CONTRO LE RONDE DEI VIGLIACCHI E IL SILENZIO DEI FARISEI 
UNA CAMPAGNA PER UNA COMUNITÀ CIVILE E ACCOGLIENTE
Il rogo dei campi rom a Napoli, le molotov contro i campi di Pavia, i raid 
contro attività commerciali di extracomunitari, le sprangate a un militante gay 
di Roma, la sassaiola contro una madre e una bambina sinte di Brescia, 
l’immigrato morto per mancanza di soccorso nel CPT di Torino, mentre le città 
d’Italia sono percorse da ronde di tutti i colori, sono solo alcune delle tante 
e diverse punte dello stesso mostruoso iceberg che avvelena il nostro Paese: 
l’insofferenza diffusa contro il diverso, l’immigrato, lo zingaro ha assunto i 
connotati espliciti della xenofobia e del razzismo.

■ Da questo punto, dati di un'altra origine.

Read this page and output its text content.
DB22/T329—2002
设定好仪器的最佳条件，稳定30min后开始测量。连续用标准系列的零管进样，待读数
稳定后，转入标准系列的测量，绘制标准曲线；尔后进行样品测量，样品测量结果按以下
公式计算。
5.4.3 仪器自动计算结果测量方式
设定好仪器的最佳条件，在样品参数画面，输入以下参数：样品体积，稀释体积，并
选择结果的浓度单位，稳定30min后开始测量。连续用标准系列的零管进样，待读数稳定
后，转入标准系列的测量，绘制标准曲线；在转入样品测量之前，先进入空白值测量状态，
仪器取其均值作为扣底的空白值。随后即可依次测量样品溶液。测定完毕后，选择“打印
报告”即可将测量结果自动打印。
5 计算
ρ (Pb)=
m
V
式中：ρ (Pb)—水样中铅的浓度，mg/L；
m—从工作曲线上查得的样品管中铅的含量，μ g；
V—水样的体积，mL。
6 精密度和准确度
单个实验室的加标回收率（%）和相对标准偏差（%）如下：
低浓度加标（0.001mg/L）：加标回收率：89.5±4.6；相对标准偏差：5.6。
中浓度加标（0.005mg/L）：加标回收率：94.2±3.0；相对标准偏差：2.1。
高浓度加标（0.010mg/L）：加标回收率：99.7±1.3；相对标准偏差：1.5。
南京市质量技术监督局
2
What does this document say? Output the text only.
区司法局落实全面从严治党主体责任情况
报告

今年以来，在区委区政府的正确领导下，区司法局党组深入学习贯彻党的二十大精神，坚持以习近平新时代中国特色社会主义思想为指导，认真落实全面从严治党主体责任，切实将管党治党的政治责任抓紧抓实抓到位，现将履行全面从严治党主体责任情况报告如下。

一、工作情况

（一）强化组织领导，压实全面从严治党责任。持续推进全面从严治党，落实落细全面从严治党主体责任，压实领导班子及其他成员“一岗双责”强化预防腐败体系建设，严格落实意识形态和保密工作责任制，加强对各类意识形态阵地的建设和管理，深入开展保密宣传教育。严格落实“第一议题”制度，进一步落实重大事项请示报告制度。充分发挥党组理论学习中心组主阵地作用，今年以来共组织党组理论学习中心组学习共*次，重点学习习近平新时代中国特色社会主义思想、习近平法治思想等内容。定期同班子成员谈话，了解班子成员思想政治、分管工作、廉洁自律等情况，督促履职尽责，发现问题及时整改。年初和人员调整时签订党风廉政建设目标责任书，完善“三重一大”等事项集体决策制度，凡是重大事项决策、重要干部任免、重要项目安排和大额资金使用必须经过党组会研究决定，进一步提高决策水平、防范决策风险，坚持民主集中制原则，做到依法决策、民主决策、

Questo è il portato di campagne elettorali tutte all’insegna di una insicurezza 
costruita gridando a un lupo senza denti, che scarica sul più debole il 
malessere di una società percorsa da un disagio sociale e morale profondo, 
grande responsabilità del quale tocca a una politica che rinuncia al compito di 
educazione civile per seguire gli istinti peggiori in un perverso circuito 
vizioso: la politica, con il coro condiscendente dei media, alimenta la paura 
dei cittadini che premiano con il voto questa politica.
Questa nuova Italia che criminalizza per decreto la povertà, l’Italia della 
violenza contro gli ultimi, del pregiudizio elevato a verità (gli zingari rubano 
i bambini), della giustizia fai da te dovrebbe invece far riflettere sul lungo 
decorso della malattia della nostra società e sulle preoccupanti prospettive del 
suo futuro. Non si può non legare i Maso, le Eriche e gli Omar, che uccidono i 
genitori per denaro, ai ragazzini che violentano e uccidono una coetanea, al 
branco che uccide un diverso da loro a Verona, al bullismo nelle scuole, alla 
violenza praticata nelle famiglie. 
L’angoscia che ci prende di fronte a questo scenario e al clima che ci riporta 
all’ancora recente passato della nascita, della vita e della morte apparente dei 
regimi fascista e nazista è dovuta anche al silenzio farisaico di chi 
sottovaluta questi processi o addirittura pensa che bisogna assecondarli per 
recuperare un consenso politico perduto per ben altre ragioni. Ma soprattutto ci 
pesa vedere il volto vile di un paese malato. Coloro che aizzano i cani, 
lanciano molotov e sassi, percorrono in ronde minacciose le città, i sindaci che 
annunciano nei cartelloni luminosi dei loro borghi che “i clandestini possono 
stuprare i tuoi figli” sono il volto vigliacco di chi non è capace di guardare 
al male che porta dentro di sé, di chi rifiuta di affrontare la camorra che a 
Napoli controlla i rifiuti e organizza i roghi dei campi rom, la mafia che 
controlla la vita e il voto dei siciliani, l’andrangheta che non solo è padrona 
del territorio calabrese ma di interi quartieri di città come Milano.
Noi riteniamo decisivo che qui, il territorio che con il rogo di Opera ha 
inaugurato la caccia al rom e la sua contropartita politica, ci sia una risposta 
di mobilitazione contro questa degenerazione. Una risposta che avvii il lungo e 
difficile lavoro per riportare nella città e nei quartieri il senso di una 
comunità che considera la legge uguale per tutti e protegge chi cerca 
accoglienza e dignità. Un percorso da costruire insieme con tutti coloro - forze 
politiche e sociali, cittadini, senza pregiudizi di schieramento - che ritengono 
necessario riportare il dialogo nelle realtà concrete del malessere, non 
lasciare soli gli ultimi della terra, confrontarsi con le radici del disagio 
sociale e insieme costruire le ragioni e i valori della cittadinanza per tutti.